Ketika AS menekan dengan isu “keamanan rantai pasok” — terutama pada sektor semikonduktor — Malaysia justru memanfaatkannya untuk mendorong investasi dalam negeri dan memperluas kapasitas industri elektroniknya. Tekanan eksternal diubah menjadi momentum pembelajaran ekonomi.
Menulis Ulang Peta Kekuatan Selatan
Keberhasilan Malaysia sebetulnya menandai arah baru politik ekonomi Selatan. Negara-negara berkembang kini mulai menyadari bahwa mereka tidak bisa terus bergantung pada belas kasih atau janji investasi dari Utara.
Dunia multipolar yang sedang tumbuh memberi ruang bagi smart states — negara-negara menengah dengan kapasitas teknokratik tinggi dan kepemimpinan yang percaya diri.

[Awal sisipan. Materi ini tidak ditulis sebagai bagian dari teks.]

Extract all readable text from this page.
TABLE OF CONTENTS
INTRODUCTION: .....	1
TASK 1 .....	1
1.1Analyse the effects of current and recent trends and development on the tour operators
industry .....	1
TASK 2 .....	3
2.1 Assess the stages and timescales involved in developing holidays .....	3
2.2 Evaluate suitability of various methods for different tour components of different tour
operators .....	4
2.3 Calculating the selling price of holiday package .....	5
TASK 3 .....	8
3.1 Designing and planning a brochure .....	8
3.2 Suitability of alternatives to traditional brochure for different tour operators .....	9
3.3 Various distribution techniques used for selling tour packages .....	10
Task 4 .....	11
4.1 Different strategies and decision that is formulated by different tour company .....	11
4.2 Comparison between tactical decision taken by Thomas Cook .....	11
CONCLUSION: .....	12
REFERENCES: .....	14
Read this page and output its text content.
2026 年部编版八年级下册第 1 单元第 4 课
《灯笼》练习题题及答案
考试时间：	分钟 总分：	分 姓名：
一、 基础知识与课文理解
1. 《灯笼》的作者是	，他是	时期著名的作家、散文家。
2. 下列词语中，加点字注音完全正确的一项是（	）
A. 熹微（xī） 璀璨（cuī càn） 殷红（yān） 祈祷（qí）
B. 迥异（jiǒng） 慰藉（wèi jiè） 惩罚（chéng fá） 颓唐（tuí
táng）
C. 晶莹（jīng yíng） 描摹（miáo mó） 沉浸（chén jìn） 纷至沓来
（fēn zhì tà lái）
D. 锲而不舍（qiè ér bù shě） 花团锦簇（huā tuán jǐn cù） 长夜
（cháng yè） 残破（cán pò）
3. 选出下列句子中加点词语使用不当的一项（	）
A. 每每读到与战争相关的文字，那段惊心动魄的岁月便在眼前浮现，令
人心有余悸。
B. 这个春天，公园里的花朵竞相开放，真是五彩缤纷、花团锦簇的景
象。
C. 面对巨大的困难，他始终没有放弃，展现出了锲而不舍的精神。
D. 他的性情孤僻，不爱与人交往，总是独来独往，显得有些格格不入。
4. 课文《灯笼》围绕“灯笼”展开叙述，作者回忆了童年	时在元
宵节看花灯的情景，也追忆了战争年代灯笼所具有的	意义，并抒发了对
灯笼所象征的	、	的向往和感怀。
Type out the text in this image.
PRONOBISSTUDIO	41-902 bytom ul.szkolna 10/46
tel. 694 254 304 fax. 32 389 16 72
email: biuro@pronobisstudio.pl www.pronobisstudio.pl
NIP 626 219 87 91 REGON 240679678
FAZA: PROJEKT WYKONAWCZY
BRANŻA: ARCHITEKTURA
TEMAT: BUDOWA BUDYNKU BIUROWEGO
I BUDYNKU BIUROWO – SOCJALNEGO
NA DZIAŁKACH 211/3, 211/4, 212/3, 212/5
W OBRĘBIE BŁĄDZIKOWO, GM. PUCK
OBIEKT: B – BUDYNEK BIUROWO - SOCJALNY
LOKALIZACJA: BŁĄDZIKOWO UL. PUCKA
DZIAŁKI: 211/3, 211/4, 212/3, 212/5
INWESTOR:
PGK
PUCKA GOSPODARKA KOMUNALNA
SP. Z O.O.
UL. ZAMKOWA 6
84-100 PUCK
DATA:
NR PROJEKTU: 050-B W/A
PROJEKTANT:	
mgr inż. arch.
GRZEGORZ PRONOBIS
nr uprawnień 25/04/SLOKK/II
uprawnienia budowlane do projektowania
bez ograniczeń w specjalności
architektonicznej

Dengan kemampuan negosiasi yang berbasis data dan kredibilitas, mereka bisa memanfaatkan rivalitas antar-superpower untuk memperkuat ekonomi nasional, bukan menjadi korban tarik-menarik kekuasaan. Pelajaran dari Kuala Lumpur ini juga relevan bagi negara seperti Indonesia, Vietnam, bahkan Mesir dan Brasil.
Ketika Washington atau Beijing datang dengan agenda besar, negara-negara tersebut perlu belajar berkata: kami siap bekerja sama, tapi kami juga punya kepentingan sendiri.
Itulah cara baru Selatan berbicara di meja global — bukan dengan teriakan, tetapi dengan ketegasan yang tenang dan cerdas.